Stupid end-user tricks: darcs for /etc and /boot

Alexander Skwar listen at
Thu Jun 22 06:14:08 UTC 2006

Daniel Carrera wrote:
> Alexander Skwar wrote:
>>> You are debating a point which is no consequence to the OP's argument. 
>>> He says that etc-update prompts the user about important changes. You 
>>> say that it also prompts the user about unimportant changes. So what?
>> "So what"? He said, that only "important" changes are shown.
> No, he didn't say that.

No? Let's see...

> This is what he said:
> <quote>
> I know how etc-update works (I used Gentoo for a year). Upon emerging 
> *some* packages it prompts the user to view changes to important files 
> (fstab being one). If the user chooses the worng config file his system 
> is hosed until he modifies the offending file.
> </quote>

See? He says that changes to *important* files are shown. This implies,
that changes to unimportant files aren't shown - and this is a false

> He did not say "only".

No, but by saying "*some* packages it prompts the user to view changes to important files"
he implies, that only changes to important  files are shown. Why else
would he mention "important"?

>>> The poster's position is still correct,
>> No, it's not. It never was.
> Saying "no it's not" doesn't make it so.

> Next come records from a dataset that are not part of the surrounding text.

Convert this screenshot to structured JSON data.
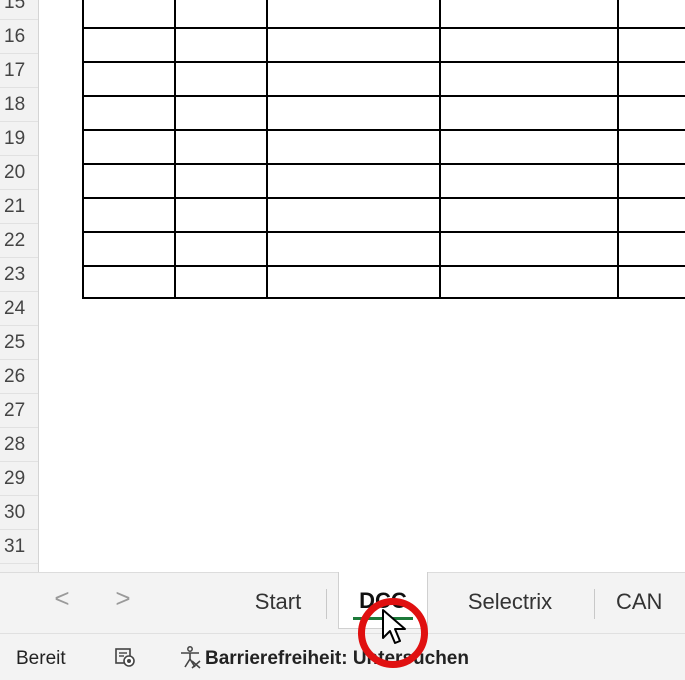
{
  "sheet": {
    "row_numbers": [
      "15",
      "16",
      "17",
      "18",
      "19",
      "20",
      "21",
      "22",
      "23",
      "24",
      "25",
      "26",
      "27",
      "28",
      "29",
      "30",
      "31"
    ]
  },
  "tabs": {
    "prev_arrow": "<",
    "next_arrow": ">",
    "items": [
      {
        "label": "Start"
      },
      {
        "label": "DCC"
      },
      {
        "label": "Selectrix"
      },
      {
        "label": "CAN"
      }
    ],
    "active_tab": "DCC"
  },
  "status": {
    "ready": "Bereit",
    "accessibility": "Barrierefreiheit: Untersuchen"
  },
  "colors": {
    "active_tab_underline": "#1d7a3a",
    "click_highlight": "#e01010"
  },
  "icons": [
    "macro-record-icon",
    "accessibility-icon",
    "mouse-pointer-icon"
  ]
}
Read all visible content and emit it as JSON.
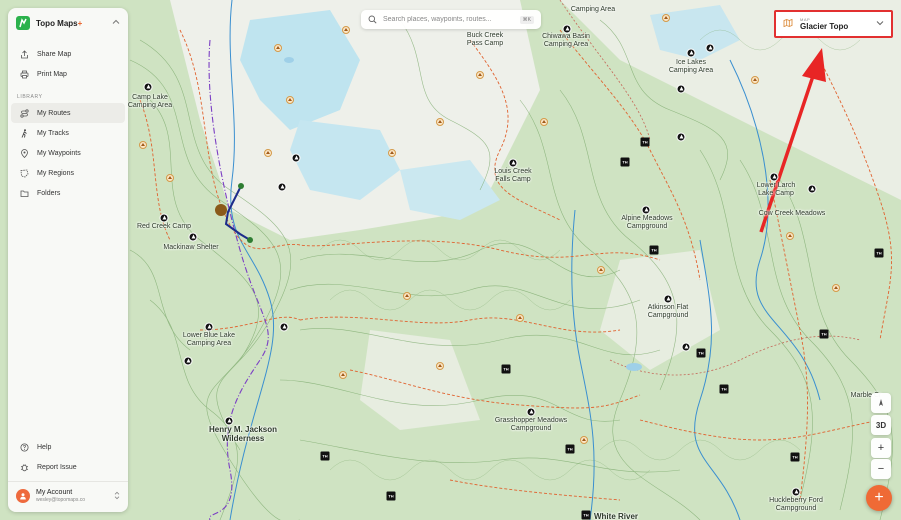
{
  "app": {
    "name": "Topo Maps",
    "name_plus": "+"
  },
  "sidebar": {
    "top_items": [
      {
        "label": "Share Map",
        "icon": "share-icon"
      },
      {
        "label": "Print Map",
        "icon": "printer-icon"
      }
    ],
    "library_heading": "LIBRARY",
    "library_items": [
      {
        "label": "My Routes",
        "icon": "route-icon",
        "active": true
      },
      {
        "label": "My Tracks",
        "icon": "hiker-icon"
      },
      {
        "label": "My Waypoints",
        "icon": "pin-icon"
      },
      {
        "label": "My Regions",
        "icon": "region-icon"
      },
      {
        "label": "Folders",
        "icon": "folder-icon"
      }
    ],
    "bottom_items": [
      {
        "label": "Help",
        "icon": "help-icon"
      },
      {
        "label": "Report Issue",
        "icon": "bug-icon"
      }
    ],
    "account": {
      "name": "My Account",
      "email": "wesley@topomaps.co"
    }
  },
  "search": {
    "placeholder": "Search places, waypoints, routes...",
    "shortcut": "⌘K"
  },
  "map_select": {
    "kicker": "MAP",
    "value": "Glacier Topo"
  },
  "controls": {
    "three_d": "3D",
    "zoom_in": "+",
    "zoom_out": "−",
    "add": "+"
  },
  "map": {
    "labels": {
      "camp_lake": "Camp Lake\nCamping Area",
      "buck_creek": "Buck Creek\nPass Camp",
      "chiwawa": "Chiwawa Basin\nCamping Area",
      "camping_area_top": "Camping Area",
      "ice_lakes": "Ice Lakes\nCamping Area",
      "louis_creek": "Louis Creek\nFalls Camp",
      "lower_larch": "Lower Larch\nLake Camp",
      "cow_creek": "Cow Creek Meadows",
      "red_creek": "Red Creek Camp",
      "mackinaw": "Mackinaw Shelter",
      "alpine_meadows": "Alpine Meadows\nCampground",
      "atkinson": "Atkinson Flat\nCampground",
      "lower_blue": "Lower Blue Lake\nCamping Area",
      "marble": "Marble Cr",
      "grasshopper": "Grasshopper Meadows\nCampground",
      "henry": "Henry M. Jackson\nWilderness",
      "white_river": "White River",
      "huckleberry": "Huckleberry Ford\nCampground"
    },
    "trailhead": "TH",
    "colors": {
      "forest": "#cfe3c2",
      "alpine": "#eef0ea",
      "glacier": "#bfe4ef",
      "contour": "#7aa86a",
      "trail": "#e0622f",
      "route": "#1d2c8a",
      "arrow": "#e82525"
    }
  }
}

That's true. But since you're not open to arguments, there's basically
no sense in using arguments.

> To invalidate an argument you 
> must show that either the premise or the logical step is incorrect. 

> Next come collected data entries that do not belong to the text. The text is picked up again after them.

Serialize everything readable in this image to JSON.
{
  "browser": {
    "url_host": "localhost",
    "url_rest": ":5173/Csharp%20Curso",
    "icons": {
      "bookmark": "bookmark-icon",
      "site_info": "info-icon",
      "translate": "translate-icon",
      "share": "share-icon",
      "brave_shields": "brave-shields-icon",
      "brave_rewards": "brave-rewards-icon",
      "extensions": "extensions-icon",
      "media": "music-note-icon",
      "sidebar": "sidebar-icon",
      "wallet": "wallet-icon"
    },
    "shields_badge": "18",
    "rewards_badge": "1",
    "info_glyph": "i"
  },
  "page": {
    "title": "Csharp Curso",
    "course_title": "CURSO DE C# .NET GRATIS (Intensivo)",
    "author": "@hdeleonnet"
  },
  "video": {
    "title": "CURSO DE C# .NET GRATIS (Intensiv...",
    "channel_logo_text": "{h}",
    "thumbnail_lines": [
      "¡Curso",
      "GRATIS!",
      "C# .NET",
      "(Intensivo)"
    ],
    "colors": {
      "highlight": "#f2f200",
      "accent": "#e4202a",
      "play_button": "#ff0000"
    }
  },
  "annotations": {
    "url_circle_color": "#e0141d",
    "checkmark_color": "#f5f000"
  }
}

> Saying that etc-update also shows unimportant changes does neither.

You're wrong and you know that.

He said, that only *some* packages cause etc-update to show differences.
That's wrong. He said, that only "important files" are shown. That's
wrong again. Two mistakes in one sentence.

>>> Telling us that etc-update prompts about unimportant changes
>> You're really annoying...
> I'm sure you are annoyed, but that might well be because you don't 
> actually have an argument.

It might, but it isn't. It rather is, because you refuse to accept
the argument and keep on defending the "wrong-ness" of what the OP
wrote. And you're further annoying, as you're trying to put words
in my mouth. That's not at all fine. Do you do that in real life
as well?

> Saying that etc-update shows all changes and 
> not just the important ones is not relevant because the OP never claimed 
> that etc-update only showed important changes

You know, repeating mistakes doesn't help you at all...

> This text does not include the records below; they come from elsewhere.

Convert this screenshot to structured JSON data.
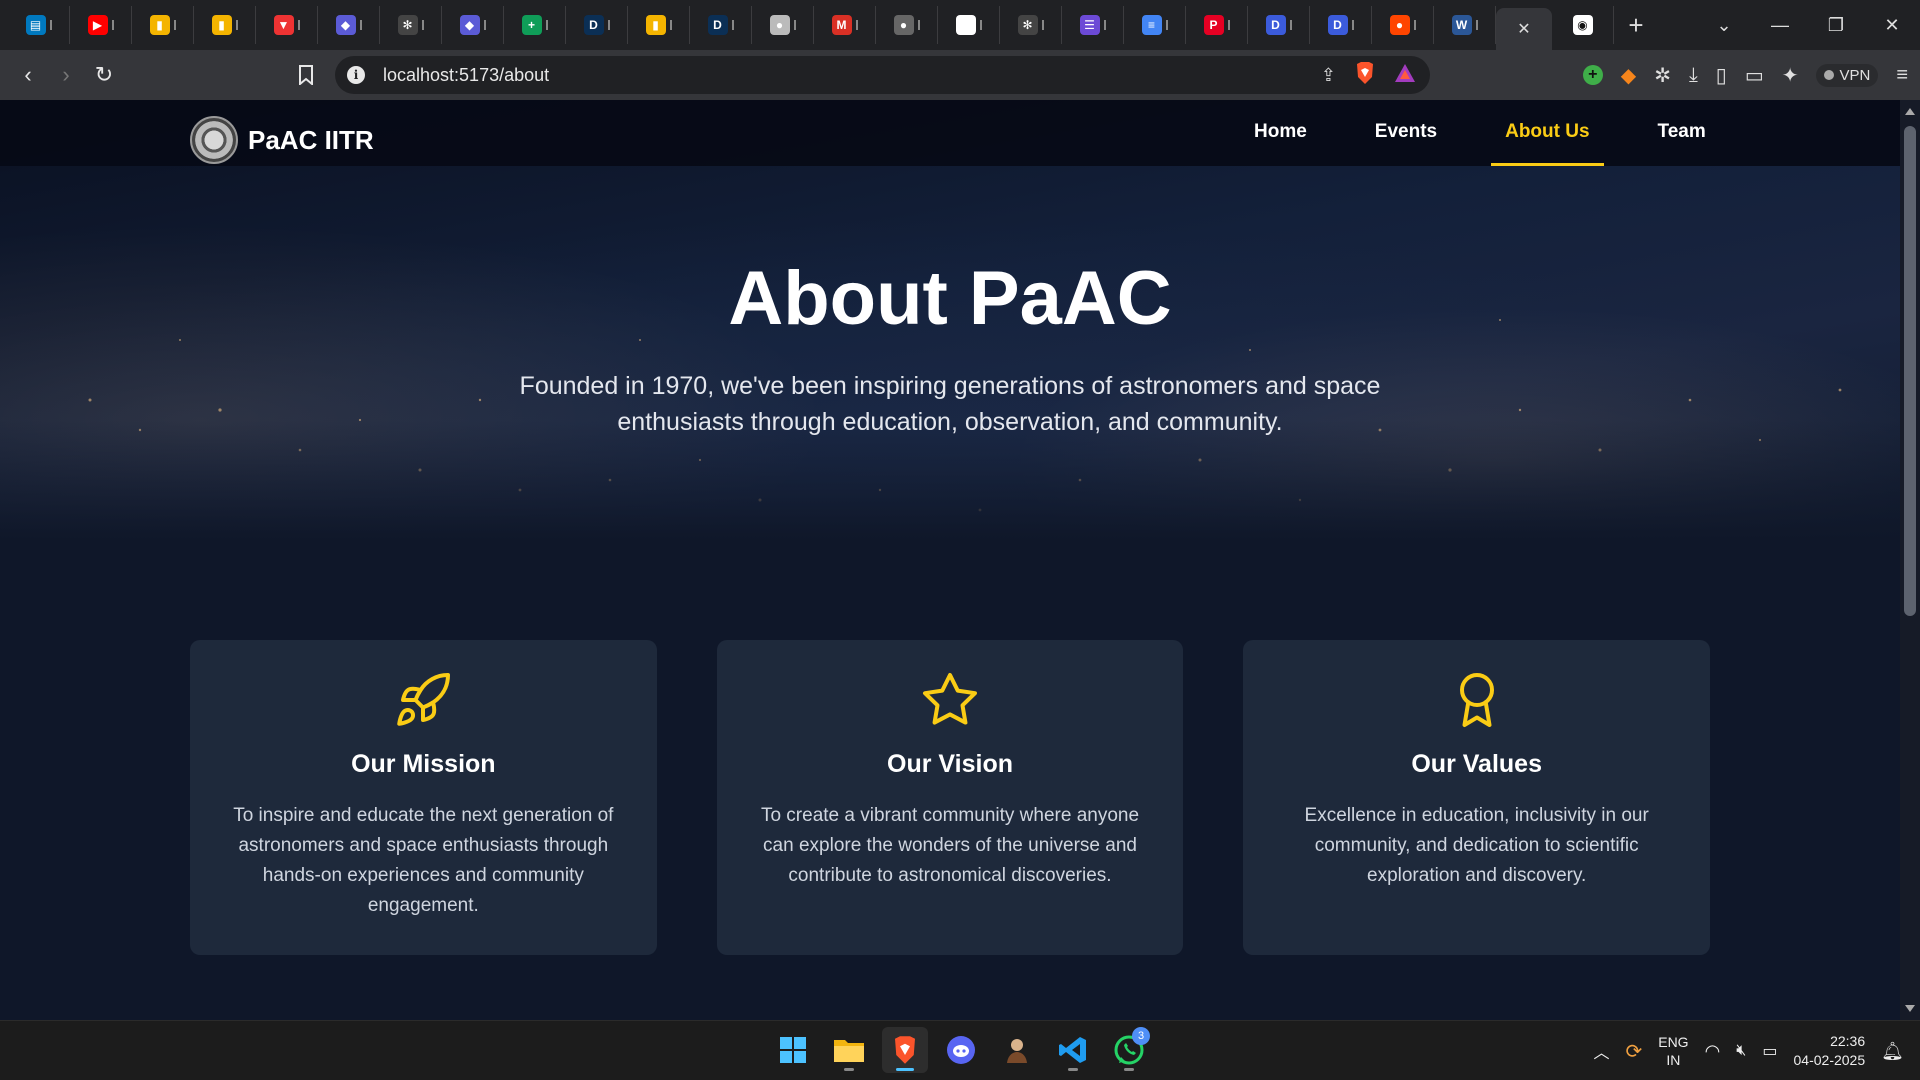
{
  "browser": {
    "url": "localhost:5173/about",
    "vpn_label": "VPN",
    "tabs": [
      {
        "icon": "trello-icon",
        "color": "#0079bf"
      },
      {
        "icon": "youtube-icon",
        "color": "#ff0000"
      },
      {
        "icon": "analytics-icon",
        "color": "#f4b400"
      },
      {
        "icon": "analytics-icon",
        "color": "#f4b400"
      },
      {
        "icon": "vercel-icon",
        "color": "#e33"
      },
      {
        "icon": "app-icon",
        "color": "#5b5bd6"
      },
      {
        "icon": "chatgpt-icon",
        "color": "#444"
      },
      {
        "icon": "app-icon",
        "color": "#5b5bd6"
      },
      {
        "icon": "sheets-icon",
        "color": "#0f9d58"
      },
      {
        "icon": "d-icon",
        "color": "#0b2f55"
      },
      {
        "icon": "analytics-icon",
        "color": "#f4b400"
      },
      {
        "icon": "d-icon",
        "color": "#0b2f55"
      },
      {
        "icon": "circle-icon",
        "color": "#bbb"
      },
      {
        "icon": "gmail-icon",
        "color": "#d93025"
      },
      {
        "icon": "circle-icon",
        "color": "#666"
      },
      {
        "icon": "github-icon",
        "color": "#fff"
      },
      {
        "icon": "chatgpt-icon",
        "color": "#444"
      },
      {
        "icon": "list-icon",
        "color": "#6c4ad6"
      },
      {
        "icon": "docs-icon",
        "color": "#4285f4"
      },
      {
        "icon": "pinterest-icon",
        "color": "#e60023"
      },
      {
        "icon": "d-icon",
        "color": "#3b5bdb"
      },
      {
        "icon": "d-icon",
        "color": "#3b5bdb"
      },
      {
        "icon": "reddit-icon",
        "color": "#ff4500"
      },
      {
        "icon": "w-icon",
        "color": "#2b5797"
      }
    ]
  },
  "site": {
    "brand": "PaAC IITR",
    "nav": [
      {
        "label": "Home",
        "active": false
      },
      {
        "label": "Events",
        "active": false
      },
      {
        "label": "About Us",
        "active": true
      },
      {
        "label": "Team",
        "active": false
      }
    ],
    "hero_title": "About PaAC",
    "hero_subtitle": "Founded in 1970, we've been inspiring generations of astronomers and space enthusiasts through education, observation, and community.",
    "accent_color": "#facc15",
    "cards": [
      {
        "icon": "rocket-icon",
        "title": "Our Mission",
        "text": "To inspire and educate the next generation of astronomers and space enthusiasts through hands-on experiences and community engagement."
      },
      {
        "icon": "star-icon",
        "title": "Our Vision",
        "text": "To create a vibrant community where anyone can explore the wonders of the universe and contribute to astronomical discoveries."
      },
      {
        "icon": "award-icon",
        "title": "Our Values",
        "text": "Excellence in education, inclusivity in our community, and dedication to scientific exploration and discovery."
      }
    ]
  },
  "taskbar": {
    "whatsapp_badge": "3",
    "lang_line1": "ENG",
    "lang_line2": "IN",
    "time": "22:36",
    "date": "04-02-2025"
  }
}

The opposite of what you say is true - or to use your words: You're lying.

> and he never used that as 
> a premise for his position.

But by, as you put it, "nit picking" it is shown, that his premise is

>> I actually did not say, that "unimportant" changes are shown as
>> well. Just read what I've wrote.
> You said "it doesn't show only important changes, it shows all changes". 


>> All changes are shown.
> That's fantastic, but this fact does not alter the OP's premise. Since 
> "important files" are a subset of "all changes", his premise holds.

He excludes "all changes" by specifically pointing to "important
files" and thus you're statement is wrong and thus his premise
is flawed.

>> No, it's not irrelevant. It shows, that he doesn't have the facts
>> correct.
> I think it shows that he knows how to recognize relevant facts in an 
> argument and you don't.

You're plain wrong. And you're very rude.

Fact is, that OP totally erred in what he wrote. Fact is, that you
don't accept that (why not?).

>>> I have not lied about your position,
>> Yes, you did.
> I have not.

So, you're lying and you're not even "brave" enough to stand to this
fact? *LOL* You're "funny"...

> I may have erred, which is different. I don't think I have 
> erred.

Of course not - you never err, do you?

Just to make that clear: By saying "of course not", I'm *NOT* agreeing
to what you wrote. Just to get that right, before you snip away relevant
information and use this to make up an argument and use it against me.

> I just quoted you saying essentially the same thing I claimed 
> that you said.

No, you didn't. You've cut away an important aspect of what I wrote
and thus made up a new statement.

>>> I would be grateful if you did not lie about mine.
>> I don't.
> You admitted that you did in this email.


>> So, what? I never said that knives aren't dangerous.
> You did, even in this very email.

I didn't. Show where I did so or offer an appology for you lies!

Alexander Skwar
A star captain's most solemn oath is that he will give his life, even
his entire crew, rather than violate the Prime Directive.